Last year around Christmas I was enjoying with my then four-year old a beautiful book which retold the life of Jesus. It featured on every page, paintings by pre-renaissance master Giotto from his Scrovegni Chapel. We were flipping through and came upon the Massacre of the Innocents. This disturbing scene (a pile of dead babies) was difficult to explain to my little one. We quickly moved past it but later it gave me pause and caused me to question:
Why did Matthew record this account? That is, other than the obvious that it really happened in history. But what does it tell us about Jesus, the Christmas story, and the Gospel? Quite simply, it is that when God came into the world to rescue it – He was resisted. As it was then, it is so today.
He Was Resisted. King Herod, puppet king of the Roman Empire, is the great villain of the Christmas account. He was asked by the wise men where the king of the Jews was to be found. He, being the false king of the Jews, was afraid and enraged. He resisted this coming king by ordering the slaughter of all potential candidates for the title in the region. In doing so, Herod knew something that many Christians are not even fully aware of: that this Baby was a king and His life/rule would have bearing on the entire world. He was not some mere administrator of a personal and private spirituality. Herod certainly didn’t know everything about Jesus but he did know that. And whatever else, Herod knew that he was against it.

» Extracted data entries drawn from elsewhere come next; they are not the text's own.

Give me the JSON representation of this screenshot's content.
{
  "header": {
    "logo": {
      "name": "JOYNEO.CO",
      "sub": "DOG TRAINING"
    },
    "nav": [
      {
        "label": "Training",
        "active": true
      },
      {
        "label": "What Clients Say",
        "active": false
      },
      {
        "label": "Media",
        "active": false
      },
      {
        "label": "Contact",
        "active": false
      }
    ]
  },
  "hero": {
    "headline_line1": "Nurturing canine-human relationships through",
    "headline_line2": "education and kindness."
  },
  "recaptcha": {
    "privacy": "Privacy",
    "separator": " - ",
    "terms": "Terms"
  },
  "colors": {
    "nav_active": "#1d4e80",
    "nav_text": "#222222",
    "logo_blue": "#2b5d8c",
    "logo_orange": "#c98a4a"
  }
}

He Is Resisted. But is God coming into the world resisted today? Again, it is often those resisting Christianity who understand more about it -in one sense- than many of those committed to it. Many know that Christianity comes as a package, a Gospel arriving alongside a Great Moral Tradition. It involves views on human dignity, abortion, poverty, justice, marriage, sexual ethics, what to do with your money, and so much more. Some aspects of this may grate on us. Other aspects may grate on others. But what is often sensed is that accepting Jesus means submitting to a worldview which may put us at odds with the surrounding culture or with our own pre-held views. He comes as a king. And his rule is demanding and counter-cultural, which is why it is also resisted today.
Stop Resisting. Even Christians can resist, although they may do it more subtly. When Christ is made into a candy machine (we get what we want), or a jukebox (he says what we like), or a butler (he serves us with no demands) than we, like Herod, are also resisting the full expanse of what Christ is. He is King of the world. When he is diminished in any way, when the public nature of the Gospel is muted, he is resisted. So no matter what we believe, whether skeptical or committed Christian, we need to understand fully the implications of his lordship. Understand, wrestle with, and then lay down our resistance.